Uncharted sets out to make you the hero of an action adventure. To make you Indiana Jones, without the name. This means raiding tombs, discovering lost artifacts, following treasure maps, solving puzzles, and fighting bad guys. It also means giving the players a sense of wonder and scale, providing interpersonal character conflicts, and making them feel like an explorer.
Now, you could make Uncharted without Nathan Drake, or any of his associated narrative. The player would still solve puzzles, but... that's about it. Where are these puzzles? What are they made of, where do they lead, what mechanisms power them? You don't even have to dive too deeply into "the lore" of discovering who left these ruins here and why before you realize: to set your game anywhere is to give it a narrative.
Likewise, you can make an Uncharted game without any characters: a lone, disembodied camera running around solving puzzles without anyone around. But then where's the conflict? Where's the interpersonal relationships? Where's the snarky, comedic tomb raider with a heart of gold?
It's not hard to see that, without even the most basic explicit narrative, Uncharted ceases to be Uncharted. Even if you could create an Uncharted without narrative (and I don't know if you could) it would lose all of its soul.
But does that mean every game needs a narrative? That explicitly written story filled with characters and plot?
Of course not.
What narrative does Tetris have? No, scratch that. The better question is: what narrative would serve Tetris's desired player experience? Would narrative add to the game?

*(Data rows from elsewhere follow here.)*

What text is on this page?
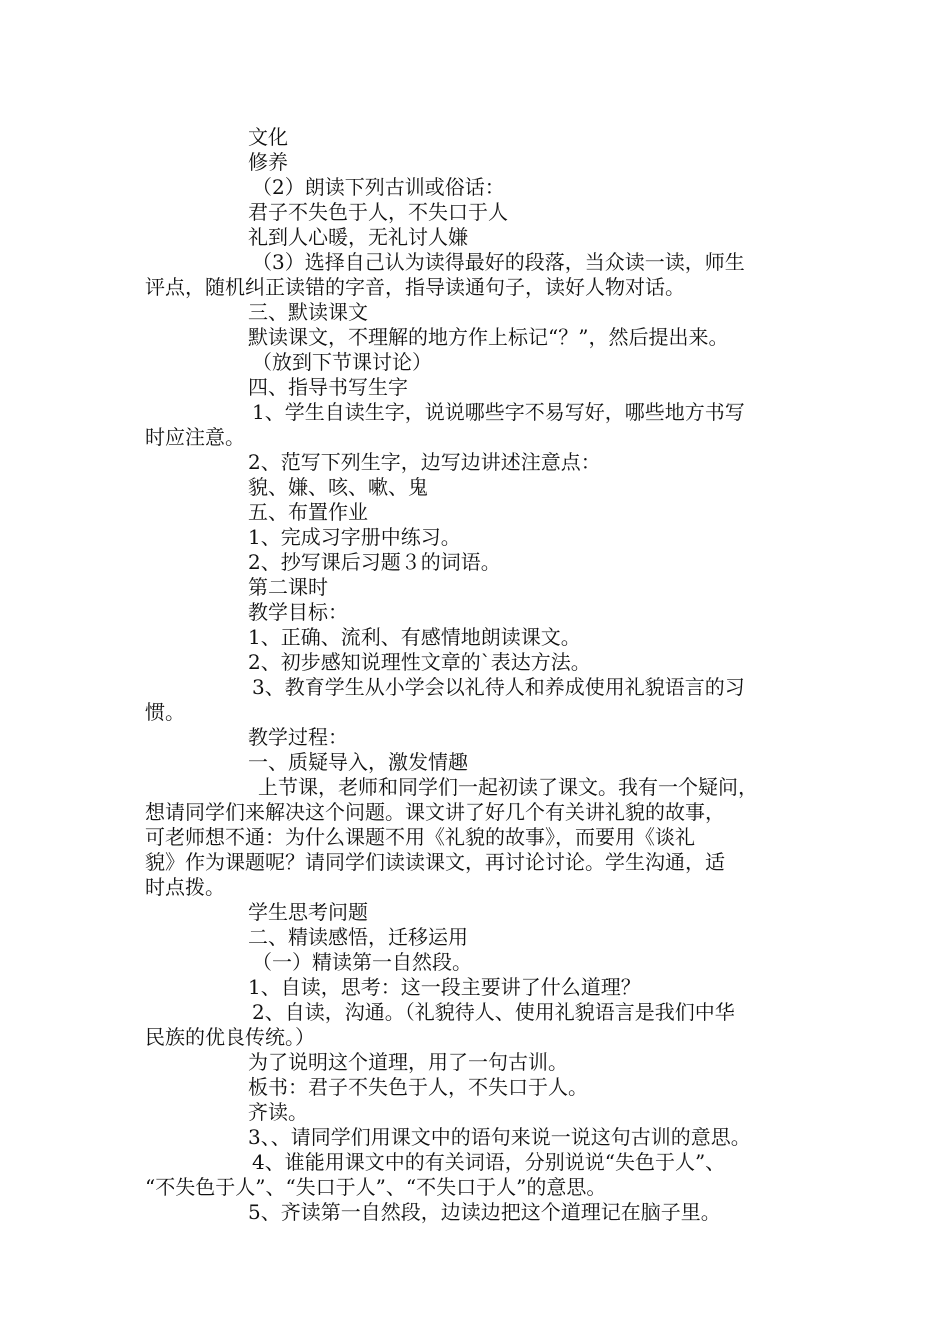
文化
修养
（2）朗读下列古训或俗话：
君子不失色于人，不失口于人
礼到人心暖，无礼讨人嫌
（3）选择自己认为读得最好的段落，当众读一读，师生
评点，随机纠正读错的字音，指导读通句子，读好人物对话。
三、默读课文
默读课文，不理解的地方作上标记“？”，然后提出来。
（放到下节课讨论）
四、指导书写生字
1、学生自读生字，说说哪些字不易写好，哪些地方书写
时应注意。
2、范写下列生字，边写边讲述注意点：
貌、嫌、咳、嗽、鬼
五、布置作业
1、完成习字册中练习。
2、抄写课后习题３的词语。
第二课时
教学目标：
1、正确、流利、有感情地朗读课文。
2、初步感知说理性文章的`表达方法。
3、教育学生从小学会以礼待人和养成使用礼貌语言的习
惯。
教学过程：
一、质疑导入，激发情趣
上节课，老师和同学们一起初读了课文。我有一个疑问，
想请同学们来解决这个问题。课文讲了好几个有关讲礼貌的故事，
可老师想不通：为什么课题不用《礼貌的故事》，而要用《谈礼
貌》作为课题呢？请同学们读读课文，再讨论讨论。学生沟通，适
时点拨。
学生思考问题
二、精读感悟，迁移运用
（一）精读第一自然段。
1、自读，思考：这一段主要讲了什么道理？
2、自读，沟通。（礼貌待人、使用礼貌语言是我们中华
民族的优良传统。）
为了说明这个道理，用了一句古训。
板书：君子不失色于人，不失口于人。
齐读。
3、、请同学们用课文中的语句来说一说这句古训的意思。
4、谁能用课文中的有关词语，分别说说“失色于人”、
“不失色于人”、“失口于人”、“不失口于人”的意思。
5、齐读第一自然段，边读边把这个道理记在脑子里。
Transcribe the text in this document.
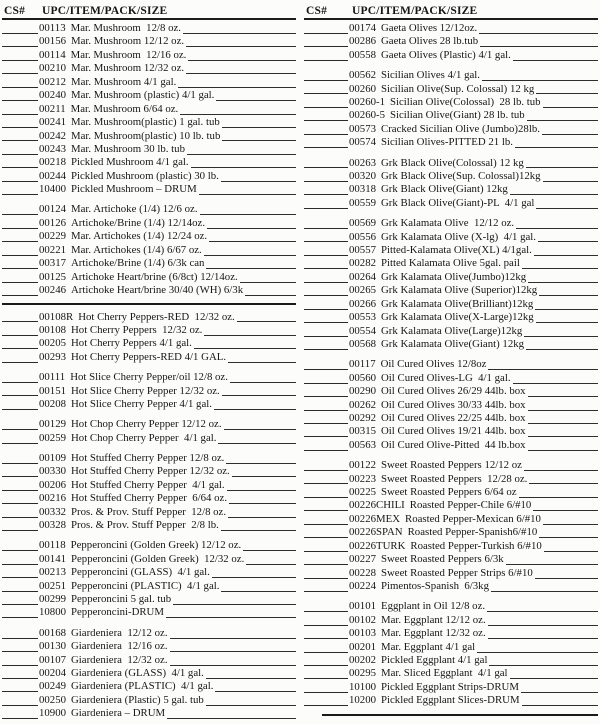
CS#	UPC/ITEM/PACK/SIZE
00113 Mar. Mushroom  12/8 oz.
00156 Mar. Mushroom 12/12 oz.
00114 Mar. Mushroom  12/16 oz.
00210 Mar. Mushroom 12/32 oz.
00212 Mar. Mushroom 4/1 gal.
00240 Mar. Mushroom (plastic) 4/1 gal.
00211 Mar. Mushroom 6/64 oz.
00241 Mar. Mushroom(plastic) 1 gal. tub
00242 Mar. Mushroom(plastic) 10 lb. tub
00243 Mar. Mushroom 30 lb. tub
00218 Pickled Mushroom 4/1 gal.
00244 Pickled Mushroom (plastic) 30 lb.
10400 Pickled Mushroom – DRUM
00124 Mar. Artichoke (1/4) 12/6 oz.
00126 Artichoke/Brine (1/4) 12/14oz.
00229 Mar. Artichokes (1/4) 12/24 oz.
00221 Mar. Artichokes (1/4) 6/67 oz.
00317 Artichoke/Brine (1/4) 6/3k can
00125 Artichoke Heart/brine (6/8ct) 12/14oz.
00246 Artichoke Heart/brine 30/40 (WH) 6/3k
00108R Hot Cherry Peppers-RED  12/32 oz.
00108 Hot Cherry Peppers  12/32 oz.
00205 Hot Cherry Peppers 4/1 gal.
00293 Hot Cherry Peppers-RED 4/1 GAL.
00111 Hot Slice Cherry Pepper/oil 12/8 oz.
00151 Hot Slice Cherry Pepper 12/32 oz.
00208 Hot Slice Cherry Pepper 4/1 gal.
00129 Hot Chop Cherry Pepper 12/12 oz.
00259 Hot Chop Cherry Pepper  4/1 gal.
00109 Hot Stuffed Cherry Pepper 12/8 oz.
00330 Hot Stuffed Cherry Pepper 12/32 oz.
00206 Hot Stuffed Cherry Pepper  4/1 gal.
00216 Hot Stuffed Cherry Pepper  6/64 oz.
00332 Pros. & Prov. Stuff Pepper  12/8 oz.
00328 Pros. & Prov. Stuff Pepper  2/8 lb.
00118 Pepperoncini (Golden Greek) 12/12 oz.
00141 Pepperoncini (Golden Greek)  12/32 oz.
00213 Pepperoncini (GLASS)  4/1 gal.
00251 Pepperoncini (PLASTIC)  4/1 gal.
00299 Pepperoncini 5 gal. tub
10800 Pepperoncini-DRUM
00168 Giardeniera  12/12 oz.
00130 Giardeniera  12/16 oz.
00107 Giardeniera  12/32 oz.
00204 Giardeniera (GLASS)  4/1 gal.
00249 Giardeniera (PLASTIC)  4/1 gal.
00250 Giardeniera (Plastic) 5 gal. tub
10900 Giardeniera – DRUM
CS#	UPC/ITEM/PACK/SIZE
00174 Gaeta Olives 12/12oz.
00286 Gaeta Olives 28 lb.tub
00558 Gaeta Olives (Plastic) 4/1 gal.
00562 Sicilian Olives 4/1 gal.
00260 Sicilian Olive(Sup. Colossal) 12 kg
00260-1 Sicilian Olive(Colossal)  28 lb. tub
00260-5 Sicilian Olive(Giant) 28 lb. tub
00573 Cracked Sicilian Olive (Jumbo)28lb.
00574 Sicilian Olives-PITTED 21 lb.
00263 Grk Black Olive(Colossal) 12 kg
00320 Grk Black Olive(Sup. Colossal)12kg
00318 Grk Black Olive(Giant) 12kg
00559 Grk Black Olive(Giant)-PL  4/1 gal
00569 Grk Kalamata Olive  12/12 oz.
00556 Grk Kalamata Olive (X-lg)  4/1 gal.
00557 Pitted-Kalamata Olive(XL) 4/1gal.
00282 Pitted Kalamata Olive 5gal. pail
00264 Grk Kalamata Olive(Jumbo)12kg
00265 Grk Kalamata Olive (Superior)12kg
00266 Grk Kalamata Olive(Brilliant)12kg
00553 Grk Kalamata Olive(X-Large)12kg
00554 Grk Kalamata Olive(Large)12kg
00568 Grk Kalamata Olive(Giant) 12kg
00117 Oil Cured Olives 12/8oz
00560 Oil Cured Olives-LG  4/1 gal.
00290 Oil Cured Olives 26/29 44lb. box
00262 Oil Cured Olives 30/33 44lb. box
00292 Oil Cured Olives 22/25 44lb. box
00315 Oil Cured Olives 19/21 44lb. box
00563 Oil Cured Olive-Pitted  44 lb.box
00122 Sweet Roasted Peppers 12/12 oz
00223 Sweet Roasted Peppers  12/28 oz.
00225 Sweet Roasted Peppers 6/64 oz
00226CHILI Roasted Pepper-Chile 6/#10
00226MEX Roasted Pepper-Mexican 6/#10
00226SPAN Roasted Pepper-Spanish6/#10
00226TURK Roasted Pepper-Turkish 6/#10
00227 Sweet Roasted Peppers 6/3k
00228 Sweet Roasted Pepper Strips 6/#10
00224 Pimentos-Spanish  6/3kg
00101 Eggplant in Oil 12/8 oz.
00102 Mar. Eggplant 12/12 oz.
00103 Mar. Eggplant 12/32 oz.
00201 Mar. Eggplant 4/1 gal
00202 Pickled Eggplant 4/1 gal
00295 Mar. Sliced Eggplant  4/1 gal
10100 Pickled Eggplant Strips-DRUM
10200 Pickled Eggplant Slices-DRUM
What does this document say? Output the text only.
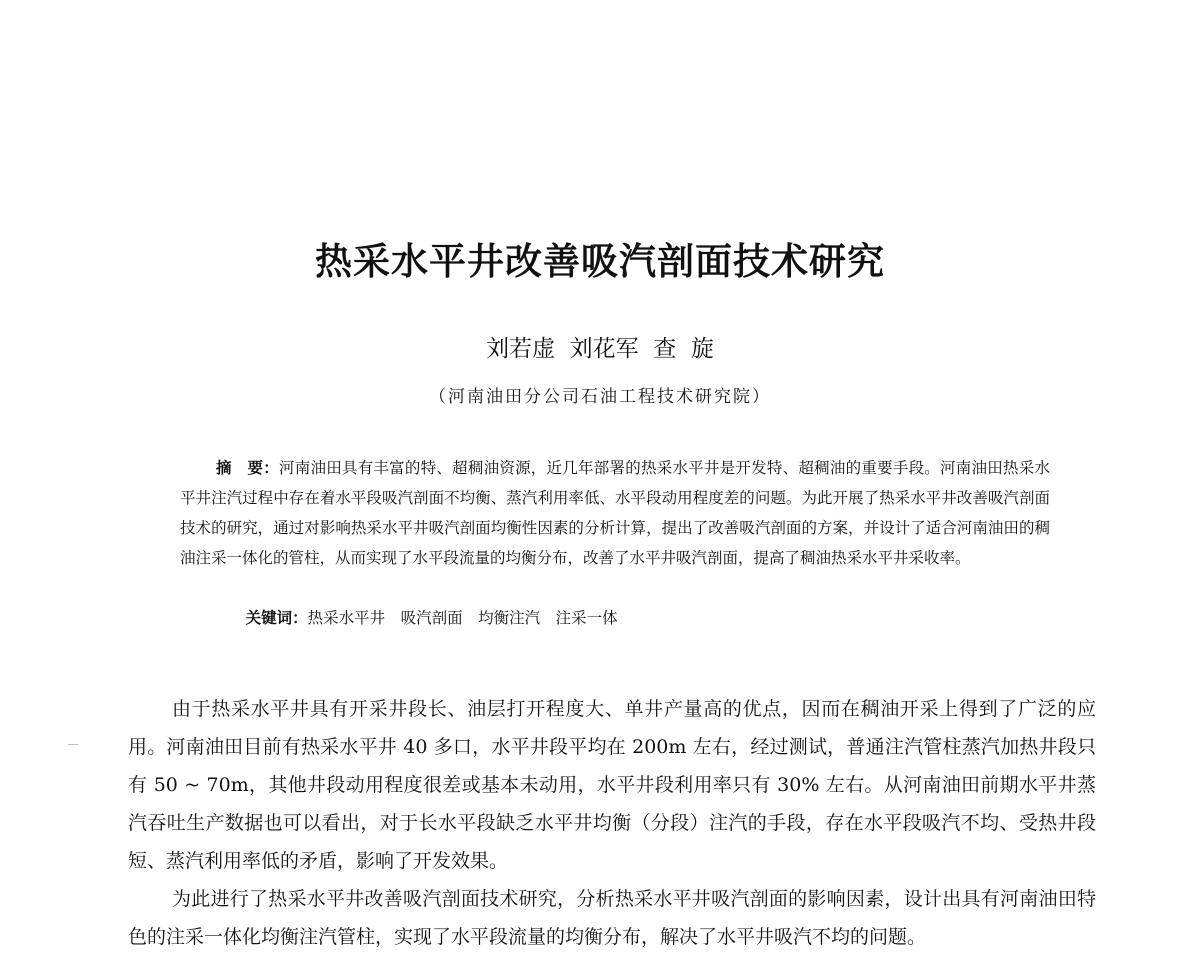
热采水平井改善吸汽剖面技术研究
刘若虚  刘花军  查  旋
（河南油田分公司石油工程技术研究院）

摘　要：河南油田具有丰富的特、超稠油资源，近几年部署的热采水平井是开发特、超稠油的重要手段。河南油田热采水平井注汽过程中存在着水平段吸汽剖面不均衡、蒸汽利用率低、水平段动用程度差的问题。为此开展了热采水平井改善吸汽剖面技术的研究，通过对影响热采水平井吸汽剖面均衡性因素的分析计算，提出了改善吸汽剖面的方案，并设计了适合河南油田的稠油注采一体化的管柱，从而实现了水平段流量的均衡分布，改善了水平井吸汽剖面，提高了稠油热采水平井采收率。

关键词：热采水平井　吸汽剖面　均衡注汽　注采一体

由于热采水平井具有开采井段长、油层打开程度大、单井产量高的优点，因而在稠油开采上得到了广泛的应用。河南油田目前有热采水平井 40 多口，水平井段平均在 200m 左右，经过测试，普通注汽管柱蒸汽加热井段只有 50 ~ 70m，其他井段动用程度很差或基本未动用，水平井段利用率只有 30% 左右。从河南油田前期水平井蒸汽吞吐生产数据也可以看出，对于长水平段缺乏水平井均衡（分段）注汽的手段，存在水平段吸汽不均、受热井段短、蒸汽利用率低的矛盾，影响了开发效果。

为此进行了热采水平井改善吸汽剖面技术研究，分析热采水平井吸汽剖面的影响因素，设计出具有河南油田特色的注采一体化均衡注汽管柱，实现了水平段流量的均衡分布，解决了水平井吸汽不均的问题。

I don't think so. And that's okay.
Conclusion
So then, John Carmack was right after all? "Story in a game is like story in a porn movie. It's expected to be there, but it's not that important."
No.
Games offer a unique opportunity to tell stories no other medium can: player stories. Without them, games cease to be games. You might as well make a movie or write a novel. And sometimes those player experiences require an explicit narrative, but not always. If all you care about is telling the explicit story, well, you might as well make a movie or write a novel.
However, the uniqueness of games storytelling requires a shift in us, the story tellers. A refocusing away from "How do I tell the best story?" to "How do I fulfill the desired player experience?"
Story in games isn't unimportant. It's the most important thing for a game to have. But the story you should be worrying the most about is the one the player will be able to tell themselves over and over again. If that story requires an actual, written story to tell? Then you can start worrying about characters and plotlines and conflicts.
In the end, it's all about the story you want for your players. Not the story you want for yourself.